Structural Analysis of SARS-CoV-2 Protease Inhibitors

The X-ray crystal structures of Mpro (7BQY) and PLpro (6WX4) in complex with potent covalent peptidomimetic inhibitors were downloaded from the Protein Data Bank. Both proteins were prepared using the Protein Preparation Wizard in Maestro (Schrödinger Release 2019-3, https://www.Schrodinger.Com), waters, and other co-crystallized molecules were removed, except for the ligand. Predicting protonation states of protein residues were calculated, considering a temperature of 300 °K and a pH of 7. The ligands were prepared using the Ligprep tool considering the ionization states at pH 7 ± 2. A 15 Å docking grid (inner-box 10 Å and outer-box 20 Å) was prepared using as centroid the co-crystallized ligand.
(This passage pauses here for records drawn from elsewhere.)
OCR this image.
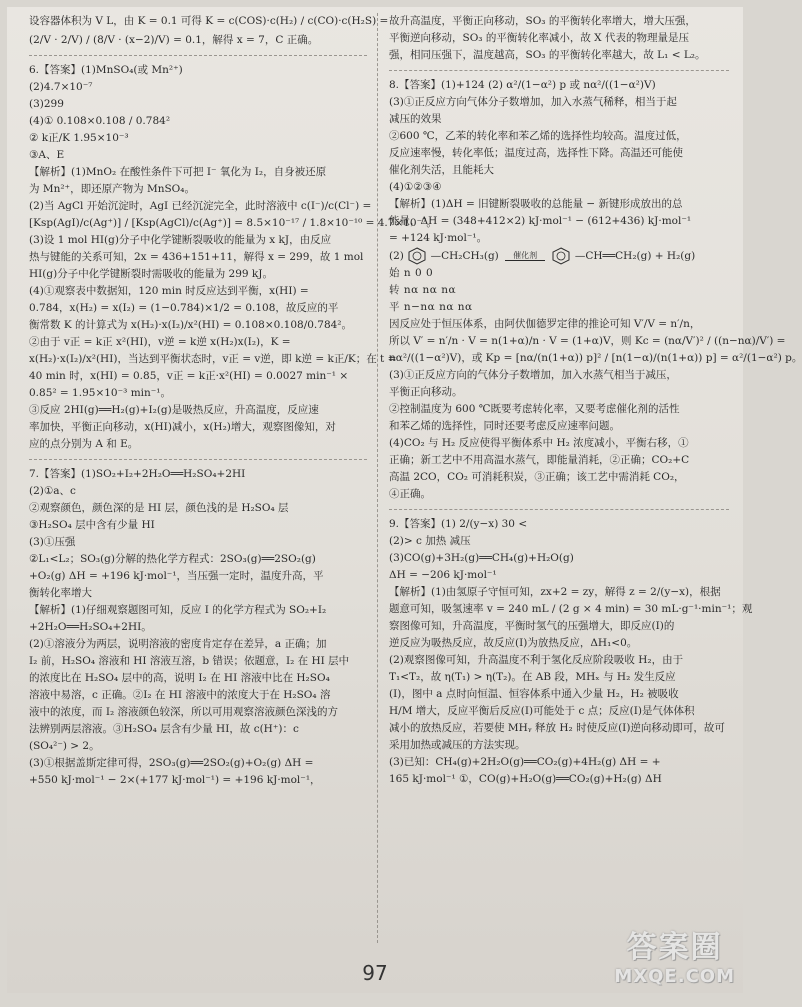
设容器体积为 V L，由 K = 0.1 可得 K = c(COS)·c(H₂) / c(CO)·c(H₂S) =
(2/V · 2/V) / (8/V · (x−2)/V) = 0.1，解得 x = 7，C 正确。
6.【答案】(1)MnSO₄(或 Mn²⁺)
(2)4.7×10⁻⁷
(3)299
(4)① 0.108×0.108 / 0.784²
② k正/K 1.95×10⁻³
③A、E
【解析】(1)MnO₂ 在酸性条件下可把 I⁻ 氧化为 I₂，自身被还原
为 Mn²⁺，即还原产物为 MnSO₄。
(2)当 AgCl 开始沉淀时，AgI 已经沉淀完全，此时溶液中 c(I⁻)/c(Cl⁻) =
[Ksp(AgI)/c(Ag⁺)] / [Ksp(AgCl)/c(Ag⁺)] = 8.5×10⁻¹⁷ / 1.8×10⁻¹⁰ = 4.7×10⁻⁷。
(3)设 1 mol HI(g)分子中化学键断裂吸收的能量为 x kJ，由反应
热与键能的关系可知，2x = 436+151+11，解得 x = 299，故 1 mol
HI(g)分子中化学键断裂时需吸收的能量为 299 kJ。
(4)①观察表中数据知，120 min 时反应达到平衡，x(HI) =
0.784，x(H₂) = x(I₂) = (1−0.784)×1/2 = 0.108，故反应的平
衡常数 K 的计算式为 x(H₂)·x(I₂)/x²(HI) = 0.108×0.108/0.784²。
②由于 v正 = k正 x²(HI)，v逆 = k逆 x(H₂)x(I₂)，K =
x(H₂)·x(I₂)/x²(HI)，当达到平衡状态时，v正 = v逆，即 k逆 = k正/K；在 t =
40 min 时，x(HI) = 0.85，v正 = k正·x²(HI) = 0.0027 min⁻¹ ×
0.85² = 1.95×10⁻³ min⁻¹。
③反应 2HI(g)══H₂(g)+I₂(g)是吸热反应，升高温度，反应速
率加快，平衡正向移动，x(HI)减小，x(H₂)增大，观察图像知，对
应的点分别为 A 和 E。
7.【答案】(1)SO₂+I₂+2H₂O══H₂SO₄+2HI
(2)①a、c
②观察颜色，颜色深的是 HI 层，颜色浅的是 H₂SO₄ 层
③H₂SO₄ 层中含有少量 HI
(3)①压强
②L₁<L₂；SO₃(g)分解的热化学方程式：2SO₃(g)══2SO₂(g)
+O₂(g) ΔH = +196 kJ·mol⁻¹，当压强一定时，温度升高，平
衡转化率增大
【解析】(1)仔细观察题图可知，反应 I 的化学方程式为 SO₂+I₂
+2H₂O══H₂SO₄+2HI。
(2)①溶液分为两层，说明溶液的密度肯定存在差异，a 正确；加
I₂ 前，H₂SO₄ 溶液和 HI 溶液互溶，b 错误；依题意，I₂ 在 HI 层中
的浓度比在 H₂SO₄ 层中的高，说明 I₂ 在 HI 溶液中比在 H₂SO₄
溶液中易溶，c 正确。②I₂ 在 HI 溶液中的浓度大于在 H₂SO₄ 溶
液中的浓度，而 I₂ 溶液颜色较深，所以可用观察溶液颜色深浅的方
法辨别两层溶液。③H₂SO₄ 层含有少量 HI，故 c(H⁺)：c
(SO₄²⁻) > 2。
(3)①根据盖斯定律可得，2SO₃(g)══2SO₂(g)+O₂(g) ΔH =
+550 kJ·mol⁻¹ − 2×(+177 kJ·mol⁻¹) = +196 kJ·mol⁻¹，
故升高温度，平衡正向移动，SO₃ 的平衡转化率增大，增大压强，
平衡逆向移动，SO₃ 的平衡转化率减小，故 X 代表的物理量是压
强，相同压强下，温度越高，SO₃ 的平衡转化率越大，故 L₁ < L₂。
8.【答案】(1)+124 (2) α²/(1−α²) p 或 nα²/((1−α²)V)
(3)①正反应方向气体分子数增加，加入水蒸气稀释，相当于起
减压的效果
②600 ℃，乙苯的转化率和苯乙烯的选择性均较高。温度过低，
反应速率慢，转化率低；温度过高，选择性下降。高温还可能使
催化剂失活，且能耗大
(4)①②③④
【解析】(1)ΔH = 旧键断裂吸收的总能量 − 新键形成放出的总
能量，ΔH = (348+412×2) kJ·mol⁻¹ − (612+436) kJ·mol⁻¹
= +124 kJ·mol⁻¹。
(2)	—CH₂CH₃(g)	催化剂	—CH══CH₂(g) + H₂(g)
始 n 0 0
转 nα nα nα
平 n−nα nα nα
因反应处于恒压体系，由阿伏伽德罗定律的推论可知 V′/V = n′/n，
所以 V′ = n′/n · V = n(1+α)/n · V = (1+α)V，则 Kc = (nα/V′)² / ((n−nα)/V′) =
nα²/((1−α²)V)，或 Kp = [nα/(n(1+α)) p]² / [n(1−α)/(n(1+α)) p] = α²/(1−α²) p。
(3)①正反应方向的气体分子数增加，加入水蒸气相当于减压，
平衡正向移动。
②控制温度为 600 ℃既要考虑转化率，又要考虑催化剂的活性
和苯乙烯的选择性，同时还要考虑反应速率问题。
(4)CO₂ 与 H₂ 反应使得平衡体系中 H₂ 浓度减小，平衡右移，①
正确；新工艺中不用高温水蒸气，即能量消耗，②正确；CO₂+C
高温 2CO，CO₂ 可消耗积炭，③正确；该工艺中需消耗 CO₂，
④正确。
9.【答案】(1) 2/(y−x) 30 <
(2)> c 加热 减压
(3)CO(g)+3H₂(g)══CH₄(g)+H₂O(g)
ΔH = −206 kJ·mol⁻¹
【解析】(1)由氢原子守恒可知，zx+2 = zy，解得 z = 2/(y−x)，根据
题意可知，吸氢速率 v = 240 mL / (2 g × 4 min) = 30 mL·g⁻¹·min⁻¹；观
察图像可知，升高温度，平衡时氢气的压强增大，即反应(I)的
逆反应为吸热反应，故反应(I)为放热反应，ΔH₁<0。
(2)观察图像可知，升高温度不利于氢化反应阶段吸收 H₂，由于
T₁<T₂，故 η(T₁) > η(T₂)。在 AB 段，MHₓ 与 H₂ 发生反应
(I)，图中 a 点时向恒温、恒容体系中通入少量 H₂，H₂ 被吸收
H/M 增大，反应平衡后反应(I)可能处于 c 点；反应(I)是气体体积
减小的放热反应，若要使 MHᵧ 释放 H₂ 时使反应(I)逆向移动即可，故可
采用加热或减压的方法实现。
(3)已知：CH₄(g)+2H₂O(g)══CO₂(g)+4H₂(g) ΔH = +
165 kJ·mol⁻¹ ①，CO(g)+H₂O(g)══CO₂(g)+H₂(g) ΔH
97
答案圈
MXQE.COM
The docking studies were performed using Glide SP precision, keeping the default parameters and setting, and it was combined with “molecular mechanics generalized Born surface area” (MMGBSA), implemented in the Prime module from Maestro to re-score the three-output docking poses of each compound. In the case of compound MG-101, a further analysis was performed using Covalent docking simulations implemented in Maestro (Covalent Dock Lead Optimization workflow) and the best poses were rescored with MMGBSA. Molecular Operating Environment 2019.1 (MOE) was used to visualize the structures and acquire the images.